Long-Term Relationships between the Marine Environment, Krill and Salps in the Southern Ocean

1Department of Earth and Ocean Sciences, 6339 Stores Road, University of British Columbia, Vancouver, BC, Canada V6T 1Z4
2Laboratory of Fisheries Oceanography, Faculty of Marine Bioscience and Technology, Gangneung-Wonju National University, 120 Gangneung Daehangno, Gangneung 210-702, Republic of Korea
3British Antarctic Survey, Natural Environment Research Council, High Cross, Cambridge CB3 OET, UK
4Sea Fisheries Institute, Palmaille 9, 22767 Hamburg, Germany

Received 1 June 2010; Revised 5 August 2010; Accepted 21 November 2010

Academic Editor: Wen-Xiong Wang

Copyright © 2010 Chung Il Lee et al. This is an open access article distributed under the Creative Commons Attribution License, which permits unrestricted use, distribution, and reproduction in any medium, provided the original work is properly cited.

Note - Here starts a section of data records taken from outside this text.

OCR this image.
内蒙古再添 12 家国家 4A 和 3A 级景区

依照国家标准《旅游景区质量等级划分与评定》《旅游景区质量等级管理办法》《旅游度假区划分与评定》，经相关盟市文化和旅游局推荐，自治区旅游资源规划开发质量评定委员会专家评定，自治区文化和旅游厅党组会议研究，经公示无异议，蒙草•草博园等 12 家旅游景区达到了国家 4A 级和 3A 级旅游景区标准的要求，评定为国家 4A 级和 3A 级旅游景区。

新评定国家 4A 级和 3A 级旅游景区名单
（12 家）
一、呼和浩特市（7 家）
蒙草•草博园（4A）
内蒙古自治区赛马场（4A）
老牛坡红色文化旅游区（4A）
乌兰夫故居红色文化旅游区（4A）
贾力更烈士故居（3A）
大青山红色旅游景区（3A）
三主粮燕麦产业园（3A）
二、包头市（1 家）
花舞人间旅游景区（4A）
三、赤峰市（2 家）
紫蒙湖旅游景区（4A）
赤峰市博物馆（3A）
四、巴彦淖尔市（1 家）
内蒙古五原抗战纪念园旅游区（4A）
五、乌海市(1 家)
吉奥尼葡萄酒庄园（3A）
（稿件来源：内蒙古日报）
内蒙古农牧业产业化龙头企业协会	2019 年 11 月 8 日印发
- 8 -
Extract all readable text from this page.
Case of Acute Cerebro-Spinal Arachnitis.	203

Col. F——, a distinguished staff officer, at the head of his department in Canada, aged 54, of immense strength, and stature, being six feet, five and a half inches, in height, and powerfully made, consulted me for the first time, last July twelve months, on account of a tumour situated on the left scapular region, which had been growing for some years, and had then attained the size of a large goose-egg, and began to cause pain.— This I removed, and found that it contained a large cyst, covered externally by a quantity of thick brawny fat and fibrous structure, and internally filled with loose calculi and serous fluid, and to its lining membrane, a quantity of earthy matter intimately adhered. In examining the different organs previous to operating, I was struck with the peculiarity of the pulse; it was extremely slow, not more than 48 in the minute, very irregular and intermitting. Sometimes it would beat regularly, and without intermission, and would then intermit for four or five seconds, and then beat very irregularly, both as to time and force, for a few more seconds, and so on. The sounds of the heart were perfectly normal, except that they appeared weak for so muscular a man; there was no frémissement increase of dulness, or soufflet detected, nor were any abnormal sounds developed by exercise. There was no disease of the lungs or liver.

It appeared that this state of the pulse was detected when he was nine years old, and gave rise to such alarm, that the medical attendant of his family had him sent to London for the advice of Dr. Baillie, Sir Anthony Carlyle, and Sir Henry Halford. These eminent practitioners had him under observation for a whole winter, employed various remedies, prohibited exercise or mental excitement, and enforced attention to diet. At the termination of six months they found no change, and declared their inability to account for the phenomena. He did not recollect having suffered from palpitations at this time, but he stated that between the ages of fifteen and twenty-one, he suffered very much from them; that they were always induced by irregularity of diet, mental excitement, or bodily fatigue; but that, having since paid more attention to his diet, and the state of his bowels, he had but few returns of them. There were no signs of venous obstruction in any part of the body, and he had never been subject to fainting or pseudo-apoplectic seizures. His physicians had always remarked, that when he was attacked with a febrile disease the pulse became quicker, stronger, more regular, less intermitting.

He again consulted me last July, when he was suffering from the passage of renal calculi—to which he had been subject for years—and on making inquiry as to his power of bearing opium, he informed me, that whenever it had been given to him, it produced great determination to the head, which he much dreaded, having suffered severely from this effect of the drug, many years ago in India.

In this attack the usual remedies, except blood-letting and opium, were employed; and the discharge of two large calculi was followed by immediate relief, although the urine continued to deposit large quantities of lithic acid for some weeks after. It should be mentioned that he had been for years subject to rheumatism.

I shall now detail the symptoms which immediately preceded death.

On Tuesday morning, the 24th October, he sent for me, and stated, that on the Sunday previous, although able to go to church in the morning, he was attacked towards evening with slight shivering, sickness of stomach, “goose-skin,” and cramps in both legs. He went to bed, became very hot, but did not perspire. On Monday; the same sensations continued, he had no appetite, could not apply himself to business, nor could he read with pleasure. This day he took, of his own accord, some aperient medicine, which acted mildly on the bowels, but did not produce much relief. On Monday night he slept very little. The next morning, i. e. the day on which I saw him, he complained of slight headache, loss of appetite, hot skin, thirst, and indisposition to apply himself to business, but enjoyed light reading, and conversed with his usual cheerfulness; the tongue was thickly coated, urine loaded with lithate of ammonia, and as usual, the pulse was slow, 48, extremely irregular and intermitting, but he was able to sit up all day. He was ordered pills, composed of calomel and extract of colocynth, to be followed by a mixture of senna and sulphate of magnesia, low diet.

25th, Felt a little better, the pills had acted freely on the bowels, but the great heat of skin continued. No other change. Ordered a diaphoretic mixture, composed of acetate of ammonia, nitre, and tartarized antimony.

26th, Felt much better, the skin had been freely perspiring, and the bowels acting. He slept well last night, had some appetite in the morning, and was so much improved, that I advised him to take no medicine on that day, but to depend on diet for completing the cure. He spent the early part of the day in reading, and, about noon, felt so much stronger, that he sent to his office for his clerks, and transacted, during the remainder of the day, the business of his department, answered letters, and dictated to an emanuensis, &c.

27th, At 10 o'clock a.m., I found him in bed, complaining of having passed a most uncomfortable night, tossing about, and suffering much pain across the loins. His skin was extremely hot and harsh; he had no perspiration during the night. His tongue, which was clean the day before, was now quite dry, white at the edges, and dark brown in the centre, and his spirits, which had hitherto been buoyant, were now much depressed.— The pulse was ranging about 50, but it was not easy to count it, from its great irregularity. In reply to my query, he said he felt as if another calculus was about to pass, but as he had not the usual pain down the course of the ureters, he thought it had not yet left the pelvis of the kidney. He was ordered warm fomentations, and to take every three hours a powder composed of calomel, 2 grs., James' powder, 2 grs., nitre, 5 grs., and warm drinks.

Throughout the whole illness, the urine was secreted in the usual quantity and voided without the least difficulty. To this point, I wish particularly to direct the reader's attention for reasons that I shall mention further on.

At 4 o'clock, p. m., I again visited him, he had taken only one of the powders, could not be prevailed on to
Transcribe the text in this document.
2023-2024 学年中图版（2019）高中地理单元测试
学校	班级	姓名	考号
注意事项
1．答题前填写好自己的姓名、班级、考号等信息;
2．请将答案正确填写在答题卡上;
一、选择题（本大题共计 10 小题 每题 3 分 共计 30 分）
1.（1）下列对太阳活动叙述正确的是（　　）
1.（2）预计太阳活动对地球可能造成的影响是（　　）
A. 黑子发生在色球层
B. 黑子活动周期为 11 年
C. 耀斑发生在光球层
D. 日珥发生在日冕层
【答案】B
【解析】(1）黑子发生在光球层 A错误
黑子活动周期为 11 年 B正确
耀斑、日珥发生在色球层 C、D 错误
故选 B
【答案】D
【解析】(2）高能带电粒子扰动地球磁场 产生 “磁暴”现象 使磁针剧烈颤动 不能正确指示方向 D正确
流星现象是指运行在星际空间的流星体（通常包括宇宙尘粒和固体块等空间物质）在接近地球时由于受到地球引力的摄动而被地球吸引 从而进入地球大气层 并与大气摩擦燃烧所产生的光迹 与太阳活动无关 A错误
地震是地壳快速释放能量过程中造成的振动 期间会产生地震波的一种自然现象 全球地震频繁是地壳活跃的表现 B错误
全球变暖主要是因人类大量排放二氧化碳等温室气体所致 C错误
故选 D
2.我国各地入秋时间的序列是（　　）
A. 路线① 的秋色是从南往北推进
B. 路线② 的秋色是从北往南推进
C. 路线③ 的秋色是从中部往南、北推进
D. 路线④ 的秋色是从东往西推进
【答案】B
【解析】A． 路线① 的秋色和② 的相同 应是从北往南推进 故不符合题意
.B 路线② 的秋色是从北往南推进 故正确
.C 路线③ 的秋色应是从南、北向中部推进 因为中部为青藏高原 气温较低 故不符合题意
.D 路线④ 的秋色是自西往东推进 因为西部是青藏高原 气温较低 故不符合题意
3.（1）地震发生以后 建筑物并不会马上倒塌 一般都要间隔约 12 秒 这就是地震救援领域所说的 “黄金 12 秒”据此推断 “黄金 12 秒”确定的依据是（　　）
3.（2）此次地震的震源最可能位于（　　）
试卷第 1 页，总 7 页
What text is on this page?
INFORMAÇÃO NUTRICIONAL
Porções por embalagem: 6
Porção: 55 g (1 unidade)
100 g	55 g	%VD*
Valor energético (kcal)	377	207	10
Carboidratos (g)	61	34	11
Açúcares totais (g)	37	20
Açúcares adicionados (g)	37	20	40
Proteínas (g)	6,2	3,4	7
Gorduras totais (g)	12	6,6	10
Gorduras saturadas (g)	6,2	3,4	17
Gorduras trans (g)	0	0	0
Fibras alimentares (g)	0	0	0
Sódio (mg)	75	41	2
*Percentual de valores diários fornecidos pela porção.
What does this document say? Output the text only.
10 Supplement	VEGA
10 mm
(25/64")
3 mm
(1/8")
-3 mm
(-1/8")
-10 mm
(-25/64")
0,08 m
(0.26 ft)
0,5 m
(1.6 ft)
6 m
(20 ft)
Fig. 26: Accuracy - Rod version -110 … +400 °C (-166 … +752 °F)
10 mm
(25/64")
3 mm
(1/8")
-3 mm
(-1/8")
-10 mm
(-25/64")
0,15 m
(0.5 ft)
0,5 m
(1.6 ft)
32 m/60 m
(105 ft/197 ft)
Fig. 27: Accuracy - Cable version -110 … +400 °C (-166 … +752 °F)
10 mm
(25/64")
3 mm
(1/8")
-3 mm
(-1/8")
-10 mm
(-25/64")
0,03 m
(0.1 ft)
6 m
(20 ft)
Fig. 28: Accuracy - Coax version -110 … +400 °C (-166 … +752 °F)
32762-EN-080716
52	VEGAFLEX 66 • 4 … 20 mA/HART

Long-term variations (1975–2002) in climatology of marine environmental parameters, Antarctic krill, Euphausia superba, and the pelagic tunicate, Salpa thompsoni, were compared within the Atlantic Sector of the Southern Ocean. Sea water temperature in the top 400 m increased at a rate of 0.020–0.030°C ⋅ yr−1, which was accompanied by the dissolved oxygen decline. Top 100 m water layer became fresher with lower concentrations of phosphates and nitrates, while at subsurface layers (200–400 m) both salinity and nutrients showed small increasing trend. Unlike phosphates and nitrates, silicate concentrations decreased in the entire water column. Shorter-term water temperature dynamics closely correlated with the El Nino events expressed as the Southern Oscillation Index which in turn was linked to the propagation of the Antarctic Circumpolar Wave (ACW). The variations of sea-ice extent matched well the changes in both air and water temperatures. In general, abundance of krill and salps showed opposite to each other trends. Due to large area considered in this study, no significant relationships between abiotic factors and both krill and salps were found. However, our analysis demonstrated that krill abundance was greater in years with lower sea water temperature, greater sea-ice extent and higher nutrient concentration, while salps showed the opposite pattern.